Anagani Satya Prasad is cabinet Minister ( Revenue, Registration & Stamps ) & MLA of Andhra Pradesh from Repalle Constituency in Guntur district, Andhra Pradesh. He was elected to assembly elections in 2014 & 2019 defeating Mopidevi Venkata Ramana of YSRCP and in 2024 defeating Evuri Ganesh of YSRCP.

== Personal life and education ==
Anagani Satya Prasad (born January 10, 1972) was son of Anagani Ranga Rao. He was the relative of Anagani Bhagavantha Rao who was elected as MLA from Kuchinapudi constituency and served as minister in 1970–80s. Though his family was native of Cherukuapalli mandal, Satya Prasad childhood and education happened in Hyderabad city itself. His educational qualifications are as follows.

He was unmarried as of June 2024 as per affidavit submitted for elections.

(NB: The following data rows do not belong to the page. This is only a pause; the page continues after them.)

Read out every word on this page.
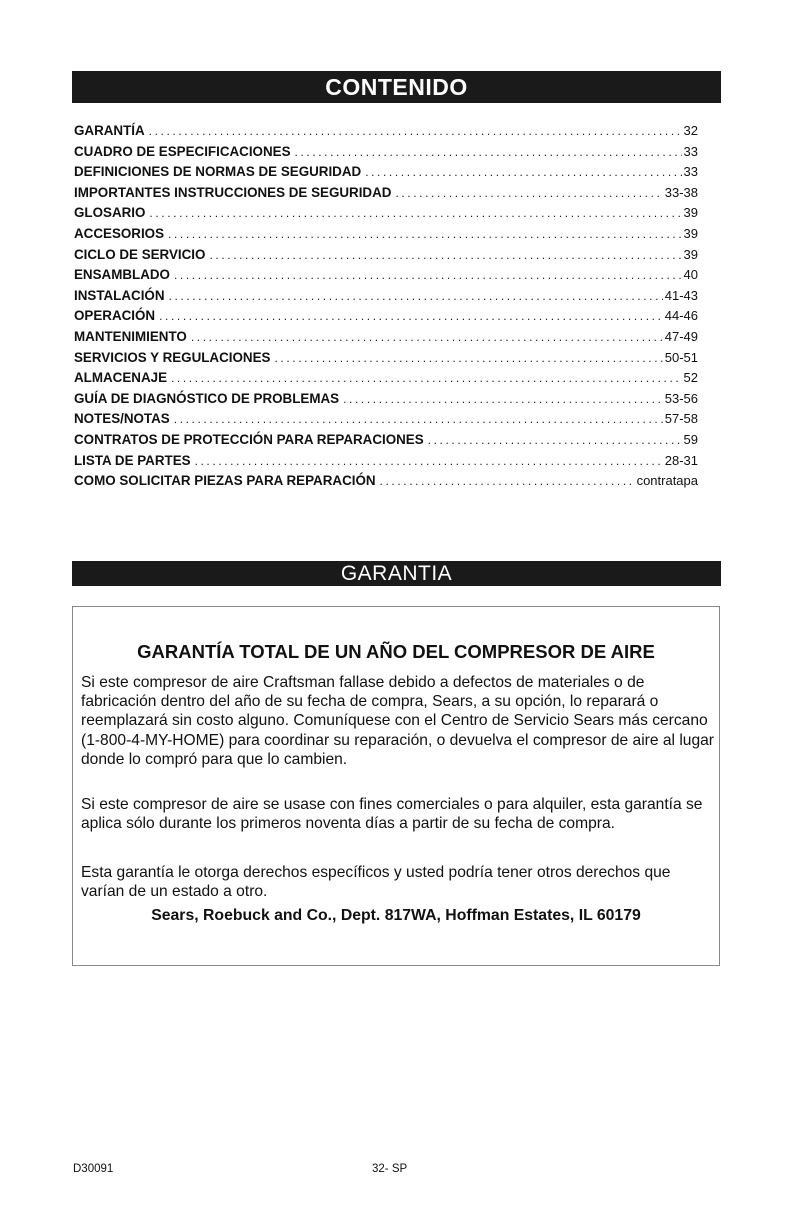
CONTENIDO
GARANTÍA .....	32
CUADRO DE ESPECIFICACIONES .....	33
DEFINICIONES DE NORMAS DE SEGURIDAD .....	33
IMPORTANTES INSTRUCCIONES DE SEGURIDAD .....	33-38
GLOSARIO .....	39
ACCESORIOS .....	39
CICLO DE SERVICIO .....	39
ENSAMBLADO .....	40
INSTALACIÓN .....	41-43
OPERACIÓN .....	44-46
MANTENIMIENTO .....	47-49
SERVICIOS Y REGULACIONES .....	50-51
ALMACENAJE .....	52
GUÍA DE DIAGNÓSTICO DE PROBLEMAS .....	53-56
NOTES/NOTAS .....	57-58
CONTRATOS DE PROTECCIÓN PARA REPARACIONES .....	59
LISTA DE PARTES .....	28-31
COMO SOLICITAR PIEZAS PARA REPARACIÓN .....	contratapa
GARANTIA
GARANTÍA TOTAL DE UN AÑO DEL COMPRESOR DE AIRE

Si este compresor de aire Craftsman fallase debido a defectos de materiales o de fabricación dentro del año de su fecha de compra, Sears, a su opción, lo reparará o reemplazará sin costo alguno. Comuníquese con el Centro de Servicio Sears más cercano (1-800-4-MY-HOME) para coordinar su reparación, o devuelva el compresor de aire al lugar donde lo compró para que lo cambien.

Si este compresor de aire se usase con fines comerciales o para alquiler, esta garantía se aplica sólo durante los primeros noventa días a partir de su fecha de compra.

Esta garantía le otorga derechos específicos y usted podría tener otros derechos que varían de un estado a otro.

Sears, Roebuck and Co., Dept. 817WA, Hoffman Estates, IL 60179
D30091	32- SP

== Professional and political career ==
He was into real estate business on large scale in and around Hyderabad. He was a successful businessman and was paying IT returns of 9 lakhs and 12 lakhs per annum in 2012–13 and 2013–14. He does not have any criminal cases pending against him as of 2014.

After the reconstitution of constituencies in 2009 and subsequent defeat of TDP in Repalle, probable retirement of Mummaneni Venkata Subbaih (Then TDP candidate) brought Anagani Satya Prasad into the political arena. The decision of TDP to allot 100 seats to BCs then was an enabling factor for him. In 2009 he contested the elections but lost. But he emerged victorious in the 2014 and 2019 elections.

| Election Year | Winner | Party | Votes Polled | Nearest Rival | Party | Votes Polled |
|---|---|---|---|---|---|---|
| 2009 | Mopidevi Venkata Ramana | INC | 64,679 | Anagani Satya Prasad | TDP | 58,734 |
| 2014 | Anagani Satya Prasad | TDP | 85,076 | Mopidevi Venkata Ramana | YSRCP | 71,721 |
| 2019 | Anagani Satya Prasad | TDP | 89,975 | Mopidevi Venkata Ramana | YSRCP | 78,420 |
| 2024 | Anagani Satya Prasad | TDP | 1,11,129 | Evuru Ganesh | YSRCP | 71,182 |

He was member of Joint committee on Library in A. P. legislative assembly.